Venise, la ville-musée, patrimoine de l’humanité, ses gondoles, sa biennale, « l’événement artistique le plus grand et le plus prestigieux du monde », et un petit monsieur, manteau sur les épaules, chapeau sur la tête qui installe près de la place Saint-Marc son chevalet et ses tableaux. 9 tableaux encadrés et un cadre vide. Une pancarte sur laquelle est écrit ; « Venice in oil ». Des badauds qui regardent les toiles. Le petit monsieur attend le client en lisant le journal. Deux policiers interpellent le petit monsieur et, en anglais, lui disent qu’il n’a pas d’autorisation et qu’il doit partir. Le petit monsieur remballe ses tableaux ; il les entasse dans sa carriole ; il pousse sa carriole ; clap de fin. Dans le fond de la scène, on voit un énorme bateau de plaisance qui a accosté.

Une scène somme toute banale, sauf qu’il s’agit d’une « intervention » de Banksy, filmée par l’artiste et mise en ligne sur les réseaux sociaux. Dans un post, le célèbre street artist anglais revendique son initiative et donne la raison de cette mise en scène : n’étant pas invité à la Biennale qui rassemble à Venise le ban et l’arrière ban de l’art contemporain, c’est sa manière, provocatrice de s’inviter.

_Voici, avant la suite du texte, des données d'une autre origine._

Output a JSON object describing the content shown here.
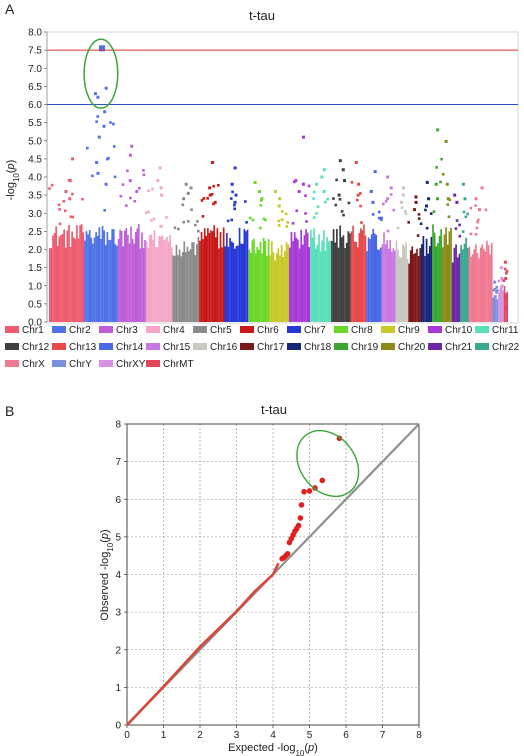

Arrêt sur images. Les 9 tableaux sont en fait des parties de la représentation d’une scène : un navire de croisière comme ceux qui longent les quais de la place Saint-Marc tous les jours et déversent un peu plus loin leurs milliers de touristes, se fraye un chemin entre les gondoles d’une Venise de Canaletto.

Une pancarte écrite dans un anglais à double sens : la ville de Venise peinte à la peinture à l’huile et/ou Venise (engluée) dans le pétrole.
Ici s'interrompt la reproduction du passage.